Early in the morning, as I walk to my 8:30s, there are members of the housekeeping staff smoking in their cars before their day starts. As I walk to lunch, members of the dining staff are smoking outside the dining halls. As I walk back to my dorm after lunch, professors are smoking outside of their academic buildings. Each one of these staffers can usually be found in the same place every day; it’s a part of their routine.

Now, I don’t have anything against those who smoke because their health is their own choice, but it creates a double standard for the university when its own staff continuously smokes on campus. Only once have I seen someone, who I presume was a professor, tell a student to put out their cigarette. On the other hand, I don’t think a student would ever tell a professor to put out theirs.

So, if we have signs all around campus that declare Miami is tobacco free, why isn’t it enforced like other aspects on campus? You can freely smoke on a no-smoking campus, but if you dare park your car in the wrong spot, parking services immediately jumps on you with ridiculous tickets and fines. If you can’t park for two minutes outside of MacCracken Market, why can you get away with smoking a cigarette in the parking lot outside of Bachelor?

I’m certain that second hand smoke is more of a danger to us than an expired parking meter or a car in the wrong parking lot; however, if there is no one to enforce Miami’s tobacco-free policy, then it seems the university is more concerned with making money off parking fines than enforcing a rule they champion during the student recruitment process.  

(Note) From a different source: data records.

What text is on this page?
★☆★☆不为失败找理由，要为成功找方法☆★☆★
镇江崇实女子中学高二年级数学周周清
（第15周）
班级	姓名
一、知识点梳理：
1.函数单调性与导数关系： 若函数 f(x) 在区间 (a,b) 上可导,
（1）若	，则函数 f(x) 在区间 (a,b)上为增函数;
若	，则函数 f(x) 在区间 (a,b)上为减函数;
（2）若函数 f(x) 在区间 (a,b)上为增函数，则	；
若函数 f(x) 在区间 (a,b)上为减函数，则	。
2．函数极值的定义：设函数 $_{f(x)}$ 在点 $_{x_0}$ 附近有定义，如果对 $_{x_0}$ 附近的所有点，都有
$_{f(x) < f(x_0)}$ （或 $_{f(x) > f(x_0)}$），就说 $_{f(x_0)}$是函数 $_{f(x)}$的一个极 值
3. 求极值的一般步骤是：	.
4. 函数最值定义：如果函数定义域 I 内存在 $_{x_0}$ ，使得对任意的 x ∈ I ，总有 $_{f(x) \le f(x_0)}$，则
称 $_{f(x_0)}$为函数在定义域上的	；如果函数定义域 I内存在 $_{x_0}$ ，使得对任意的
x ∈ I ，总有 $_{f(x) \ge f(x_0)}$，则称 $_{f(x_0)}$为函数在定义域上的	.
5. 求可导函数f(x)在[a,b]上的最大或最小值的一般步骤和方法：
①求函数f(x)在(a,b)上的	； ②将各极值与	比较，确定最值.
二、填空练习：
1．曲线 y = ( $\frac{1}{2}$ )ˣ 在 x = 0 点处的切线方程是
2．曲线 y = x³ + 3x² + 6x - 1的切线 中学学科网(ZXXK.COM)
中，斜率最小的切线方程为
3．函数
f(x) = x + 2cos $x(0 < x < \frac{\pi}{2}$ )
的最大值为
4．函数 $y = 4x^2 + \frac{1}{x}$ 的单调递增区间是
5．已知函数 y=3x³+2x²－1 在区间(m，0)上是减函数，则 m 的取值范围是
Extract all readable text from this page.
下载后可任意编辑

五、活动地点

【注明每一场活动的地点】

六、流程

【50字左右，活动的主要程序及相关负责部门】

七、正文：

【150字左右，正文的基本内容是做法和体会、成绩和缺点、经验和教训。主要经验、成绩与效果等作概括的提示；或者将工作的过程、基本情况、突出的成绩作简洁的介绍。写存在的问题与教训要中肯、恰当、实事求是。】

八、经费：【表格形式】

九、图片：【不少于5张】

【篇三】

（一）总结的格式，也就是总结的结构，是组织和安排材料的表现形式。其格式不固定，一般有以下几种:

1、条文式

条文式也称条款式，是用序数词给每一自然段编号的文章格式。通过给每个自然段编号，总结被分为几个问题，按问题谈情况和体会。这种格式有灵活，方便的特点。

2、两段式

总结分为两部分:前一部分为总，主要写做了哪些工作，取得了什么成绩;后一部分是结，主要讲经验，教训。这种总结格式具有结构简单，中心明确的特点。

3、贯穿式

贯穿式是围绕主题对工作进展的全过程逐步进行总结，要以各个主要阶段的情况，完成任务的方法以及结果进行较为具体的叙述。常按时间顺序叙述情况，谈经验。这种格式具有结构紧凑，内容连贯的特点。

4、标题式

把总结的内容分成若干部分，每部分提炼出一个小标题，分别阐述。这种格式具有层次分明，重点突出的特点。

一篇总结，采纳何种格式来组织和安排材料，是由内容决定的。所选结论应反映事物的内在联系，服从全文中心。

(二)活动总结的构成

I loved the idea of having a tobacco free campus, but if there is no entity to enforce that rule, then there should at least be the infrastructure to support it. If stopping students and staff from smoking altogether doesn’t work, designated smoking zones with proper ash and cigarette receptacles would limit smoking to certain areas of campus. This would lead to less litter and a controlled smoking environment. Overall, if Miami’s staff smokes, so will Miami’s students, and if the university wants to truly be a smoke free campus, changes must be made.